God, grant me courage to write, to share, and to connect.


“We are only as strong as we are united, as weak as we are divided.”

Dumbledore (J.K. Rowling)

Election 2016 will undoubtedly go down in history. After the election results, I lamented. I cried not because Trump was elected president but for everything he represents, the reasons why he was elected, and what is known as #Trumpageddon. I fear for my brothers and sisters of color, who identify as LGBTQ+, who are Muslim, in poverty, and those who don’t fit into the groups that Americans deemed as “good” or “right.” I pray for those who take actions against oppression but especially for those who sit back and say, “God is in control” without doing anything. Yes, God is in control of everything, including this election. But, God also created us, you and me, to do something about injustice. Let me say that again.
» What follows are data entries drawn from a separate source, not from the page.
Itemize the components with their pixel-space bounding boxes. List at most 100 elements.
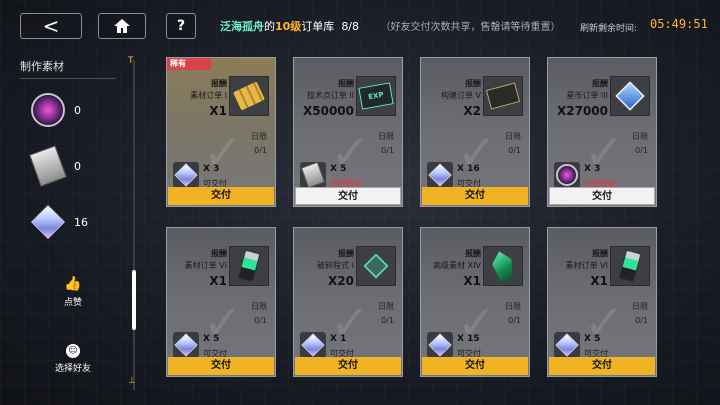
order-name: 构建订单 V [440, 91, 481, 100]
daily-limit-value: 0/1 [508, 146, 521, 155]
choose-friend-button[interactable]: ☺ 选择好友 [28, 344, 118, 374]
home-icon [114, 19, 130, 33]
daily-limit-label: 日限 [505, 132, 521, 141]
required-material-slot[interactable] [554, 162, 580, 188]
reward-quantity: X1 [463, 274, 481, 288]
deliver-button[interactable]: 交付 [168, 187, 274, 205]
deliver-button[interactable]: 交付 [422, 187, 528, 205]
material-slot[interactable] [26, 144, 70, 188]
order-card[interactable]: ✓ 报酬 高级素材 XIV X1 日限 0/1 X 15 可交付 交付 [420, 227, 530, 377]
deliver-button[interactable]: 交付 [549, 187, 655, 205]
reward-item-slot[interactable] [483, 76, 523, 116]
order-name: 高级素材 XIV [433, 261, 481, 270]
order-name: 星币订单 III [566, 91, 608, 100]
daily-limit-value: 0/1 [381, 316, 394, 325]
required-quantity: X 5 [203, 334, 220, 344]
crystal-cube-icon [301, 333, 325, 357]
order-card[interactable]: ✓ 报酬 构建订单 V X2 日限 0/1 X 16 可交付 交付 [420, 57, 530, 207]
like-button[interactable]: 👍 点赞 [28, 276, 118, 308]
rail-bottom-mark: ⊥ [128, 376, 136, 386]
required-quantity: X 3 [584, 164, 601, 174]
daily-limit-label: 日限 [505, 302, 521, 311]
reward-item-slot[interactable] [610, 76, 650, 116]
material-count: 16 [74, 216, 88, 229]
daily-limit-value: 0/1 [635, 146, 648, 155]
reward-label: 报酬 [338, 79, 354, 88]
daily-limit-value: 0/1 [254, 316, 267, 325]
required-material-slot[interactable] [173, 332, 199, 358]
thumbs-up-icon: 👍 [64, 276, 82, 292]
order-name: 破碎程式 I [317, 261, 354, 270]
title-connector: 的 [264, 20, 275, 33]
choose-friend-label: 选择好友 [54, 364, 91, 374]
rail-top-mark: T [128, 56, 134, 66]
required-quantity: X 16 [457, 164, 480, 174]
scroll-thumb[interactable] [132, 270, 136, 330]
required-material-slot[interactable] [427, 332, 453, 358]
reward-quantity: X1 [209, 104, 227, 118]
back-button[interactable]: < [20, 13, 82, 39]
help-button[interactable]: ? [166, 13, 196, 39]
reward-label: 报酬 [592, 79, 608, 88]
crystal-cube-icon [174, 333, 198, 357]
crystal-cube-icon [428, 333, 452, 357]
order-card[interactable]: ✓ 稀有 报酬 素材订单 I X1 日限 0/1 X 3 可交付 交付 [166, 57, 276, 207]
daily-limit: 日限 0/1 [632, 300, 648, 328]
required-material-slot[interactable] [300, 161, 326, 189]
deliver-button[interactable]: 交付 [549, 357, 655, 375]
required-material-slot[interactable] [427, 162, 453, 188]
reward-item-slot[interactable] [356, 246, 396, 286]
required-quantity: X 5 [584, 334, 601, 344]
daily-limit-value: 0/1 [381, 146, 394, 155]
order-card[interactable]: ✓ 报酬 素材订单 VI X1 日限 0/1 X 5 可交付 交付 [166, 227, 276, 377]
required-material-slot[interactable] [173, 162, 199, 188]
material-count: 0 [74, 160, 81, 173]
required-quantity: X 5 [330, 164, 347, 174]
material-slot[interactable] [26, 88, 70, 132]
reward-label: 报酬 [211, 249, 227, 258]
reward-item-slot[interactable]: EXP [356, 76, 396, 116]
order-name: 技术点订单 II [306, 91, 354, 100]
friend-icon: ☺ [66, 344, 80, 358]
reward-item-slot[interactable] [229, 246, 269, 286]
order-name: 素材订单 VI [565, 261, 608, 270]
required-quantity: X 3 [203, 164, 220, 174]
order-name: 素材订单 VI [184, 261, 227, 270]
order-card[interactable]: ✓ 报酬 素材订单 VI X1 日限 0/1 X 5 可交付 交付 [547, 227, 657, 377]
reward-item-slot[interactable] [610, 246, 650, 286]
scroll-rail[interactable] [133, 60, 135, 390]
reward-item-slot[interactable] [229, 76, 269, 116]
required-material-slot[interactable] [554, 332, 580, 358]
reward-quantity: X50000 [303, 104, 354, 118]
share-note: （好友交付次数共享，售罄请等待重置） [380, 22, 561, 33]
order-card[interactable]: ✓ 报酬 破碎程式 I X20 日限 0/1 X 1 可交付 交付 [293, 227, 403, 377]
deliver-button[interactable]: 交付 [422, 357, 528, 375]
reward-label: 报酬 [465, 79, 481, 88]
daily-limit-label: 日限 [632, 302, 648, 311]
crystal-cube-icon [31, 205, 65, 239]
daily-limit-label: 日限 [251, 302, 267, 311]
order-card[interactable]: ✓ 报酬 技术点订单 II X50000 EXP 日限 0/1 X 5 资源暂缺 交付 [293, 57, 403, 207]
order-progress: 8/8 [341, 20, 360, 33]
order-card[interactable]: ✓ 报酬 星币订单 III X27000 日限 0/1 X 3 资源暂缺 交付 [547, 57, 657, 207]
daily-limit-value: 0/1 [254, 146, 267, 155]
refresh-label: 刷新剩余时间: [580, 24, 638, 34]
daily-limit-label: 日限 [632, 132, 648, 141]
daily-limit-label: 日限 [378, 302, 394, 311]
green-fragment-icon [618, 249, 642, 283]
deliver-button[interactable]: 交付 [295, 187, 401, 205]
order-level: 10级 [275, 20, 302, 33]
home-button[interactable] [98, 13, 146, 39]
material-slot[interactable] [26, 200, 70, 244]
material-count: 0 [74, 104, 81, 117]
reward-label: 报酬 [592, 249, 608, 258]
reward-label: 报酬 [338, 249, 354, 258]
sidebar: 制作素材 T ⊥ 0 0 16 👍 点赞 ☺ 选择好友 [0, 50, 140, 405]
owner-name: 泛海孤舟 [220, 20, 264, 33]
daily-limit: 日限 0/1 [378, 300, 394, 328]
reward-quantity: X20 [328, 274, 354, 288]
reward-item-slot[interactable] [483, 246, 523, 286]
required-material-slot[interactable] [300, 332, 326, 358]
deliver-button[interactable]: 交付 [295, 357, 401, 375]
deliver-button[interactable]: 交付 [168, 357, 274, 375]
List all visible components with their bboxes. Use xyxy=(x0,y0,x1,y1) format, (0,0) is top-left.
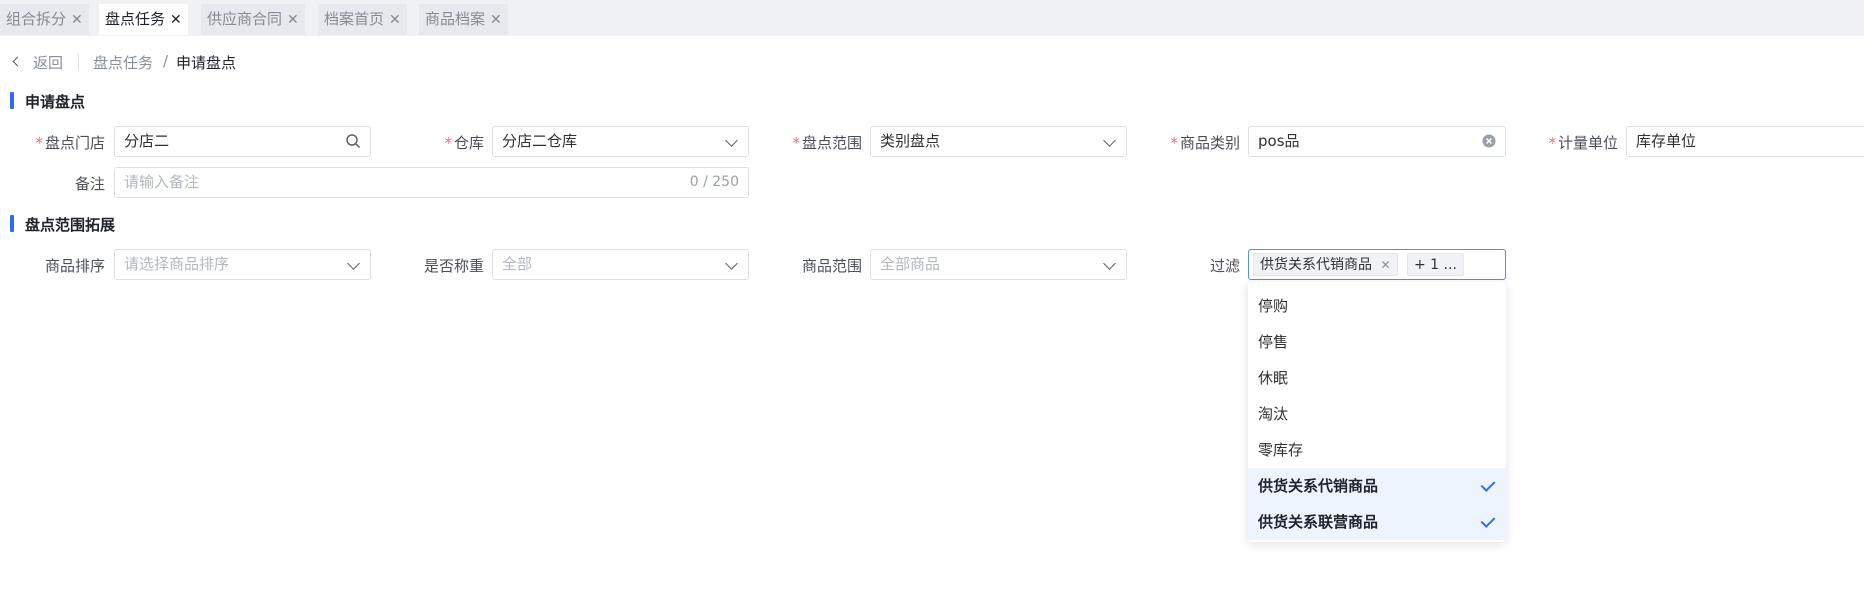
warehouse-value: 分店二仓库 xyxy=(502,132,578,150)
required-mark: * xyxy=(792,134,800,152)
remark-placeholder: 请输入备注 xyxy=(124,173,200,191)
tab-supplier-contract[interactable]: 供应商合同 ✕ xyxy=(201,4,305,35)
chevron-down-icon xyxy=(725,134,738,147)
filter-more-tag: + 1 ... xyxy=(1407,253,1464,276)
tab-label: 档案首页 xyxy=(324,10,385,28)
close-icon[interactable]: ✕ xyxy=(389,12,401,28)
option-stop-sale[interactable]: 停售 xyxy=(1248,324,1506,360)
goods-range-label: 商品范围 xyxy=(801,257,862,275)
category-value: pos品 xyxy=(1258,132,1300,150)
close-icon[interactable]: ✕ xyxy=(71,12,83,28)
breadcrumb-parent[interactable]: 盘点任务 xyxy=(93,52,153,73)
scope-label: * 盘点范围 xyxy=(792,134,862,152)
tab-combo-split[interactable]: 组合拆分 ✕ xyxy=(0,4,89,35)
tab-label: 供应商合同 xyxy=(207,10,283,28)
filter-label: 过滤 xyxy=(1209,257,1240,275)
check-icon xyxy=(1480,513,1496,528)
check-icon xyxy=(1480,477,1496,492)
remark-input[interactable]: 请输入备注 0 / 250 xyxy=(114,167,749,198)
option-joint-operation[interactable]: 供货关系联营商品 xyxy=(1248,504,1506,540)
category-input[interactable]: pos品 xyxy=(1248,126,1506,157)
filter-tag: 供货关系代销商品 ✕ xyxy=(1253,253,1398,276)
store-value: 分店二 xyxy=(124,132,170,150)
scope-select[interactable]: 类别盘点 xyxy=(870,126,1127,157)
clear-icon[interactable] xyxy=(1482,134,1496,148)
breadcrumb-current: 申请盘点 xyxy=(176,54,237,72)
store-input[interactable]: 分店二 xyxy=(114,126,371,157)
back-link[interactable]: 返回 xyxy=(33,52,63,73)
filter-dropdown: 停购 停售 休眠 淘汰 零库存 供货关系代销商品 供货关系联营商品 xyxy=(1248,282,1506,542)
scope-value: 类别盘点 xyxy=(880,132,941,150)
chevron-down-icon xyxy=(1103,134,1116,147)
required-mark: * xyxy=(35,134,43,152)
filter-multiselect[interactable]: 供货关系代销商品 ✕ + 1 ... xyxy=(1248,249,1506,280)
close-icon[interactable]: ✕ xyxy=(490,12,502,28)
weighing-label: 是否称重 xyxy=(423,257,484,275)
chevron-down-icon xyxy=(1103,257,1116,270)
goods-range-select[interactable]: 全部商品 xyxy=(870,249,1127,280)
required-mark: * xyxy=(1170,134,1178,152)
unit-select[interactable]: 库存单位 xyxy=(1626,126,1864,157)
sort-label: 商品排序 xyxy=(44,257,105,275)
tab-goods-archive[interactable]: 商品档案 ✕ xyxy=(419,4,508,35)
tab-inventory-task[interactable]: 盘点任务 ✕ xyxy=(99,4,188,35)
required-mark: * xyxy=(1548,134,1556,152)
section-marker xyxy=(10,215,14,232)
weighing-select[interactable]: 全部 xyxy=(492,249,749,280)
section-title-apply: 申请盘点 xyxy=(25,93,86,111)
warehouse-select[interactable]: 分店二仓库 xyxy=(492,126,749,157)
tag-close-icon[interactable]: ✕ xyxy=(1380,258,1390,272)
remark-label: 备注 xyxy=(74,175,105,193)
unit-value: 库存单位 xyxy=(1636,132,1697,150)
filter-tag-label: 供货关系代销商品 xyxy=(1260,257,1372,273)
tab-label: 组合拆分 xyxy=(6,10,67,28)
tab-label: 盘点任务 xyxy=(105,10,166,28)
category-label: * 商品类别 xyxy=(1170,134,1240,152)
required-mark: * xyxy=(444,134,452,152)
close-icon[interactable]: ✕ xyxy=(170,12,182,28)
breadcrumb-separator: / xyxy=(163,52,169,70)
section-title-scope-extend: 盘点范围拓展 xyxy=(25,216,116,234)
chevron-down-icon xyxy=(725,257,738,270)
search-icon[interactable] xyxy=(345,133,361,149)
tab-archive-home[interactable]: 档案首页 ✕ xyxy=(318,4,407,35)
option-zero-stock[interactable]: 零库存 xyxy=(1248,432,1506,468)
option-stop-purchase[interactable]: 停购 xyxy=(1248,288,1506,324)
option-consignment[interactable]: 供货关系代销商品 xyxy=(1248,468,1506,504)
goods-range-placeholder: 全部商品 xyxy=(880,255,941,273)
weighing-placeholder: 全部 xyxy=(502,255,533,273)
close-icon[interactable]: ✕ xyxy=(287,12,299,28)
sort-placeholder: 请选择商品排序 xyxy=(124,255,230,273)
remark-counter: 0 / 250 xyxy=(689,174,739,190)
tab-bar: 组合拆分 ✕ 盘点任务 ✕ 供应商合同 ✕ 档案首页 ✕ 商品档案 ✕ xyxy=(0,0,1864,36)
chevron-left-icon[interactable] xyxy=(12,56,23,67)
breadcrumb-divider xyxy=(78,54,79,70)
store-label: * 盘点门店 xyxy=(35,134,105,152)
option-eliminated[interactable]: 淘汰 xyxy=(1248,396,1506,432)
warehouse-label: * 仓库 xyxy=(444,134,484,152)
tab-label: 商品档案 xyxy=(425,10,486,28)
chevron-down-icon xyxy=(347,257,360,270)
section-marker xyxy=(10,92,14,109)
unit-label: * 计量单位 xyxy=(1548,134,1618,152)
sort-select[interactable]: 请选择商品排序 xyxy=(114,249,371,280)
option-dormant[interactable]: 休眠 xyxy=(1248,360,1506,396)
God created us to do something about injustice.

Jesus not only talks about injustice and oppression but does something about it. He challenged those in power, inspired others to take action, advocated for the marginalized, and created a movement based on justice and love. That is the Savior I serve – an organizer, a protester, an advocate. What would it looked like if Jesus sat back during the political and social unrest of His time and said, “Nah, God’s in control. Everything will work out according to God’s will”? I doubt Christianity would be what it is today.

So what can you do during our time of political and social unrest? Yes, pray, but faith without works is dead. Learn about the [major] issues facing your local or global community, and ask questions. Dig deep into the issue(s) with an opened mind. If I learned one thing in graduate school (and missionary training) is to really ask questions. At first, I couldn’t understand why Trump won the election. When I began to ask why, not to blame others but to really understand the issues our country faces, I learned about the working class in rural areas who face unemployment, hoping that this president would be able to help. It is so easy to point fingers and say, “They’re the reason why Trump is our president”, but we forget to ask, “Why?” So often, we forget that our brothers and sisters are also suffering and want to see change, just like me.

Then, do something about it, whether it’s charity (i.e. volunteering) or justice (i.e. protesting) work. Support local charities who work with communities. If you need help, you can always email or message me, and I can see how I can help. For the aforementioned issue, it’s cheaper to move manufacturing companies abroad than to employ locals to do the same work. What’s the solution for that? Lastly, get out of your comfort zone. Learn about people who you wouldn’t normally talk to. Get to know them and love them as they are because God loves them as they are. We love because He first loved us.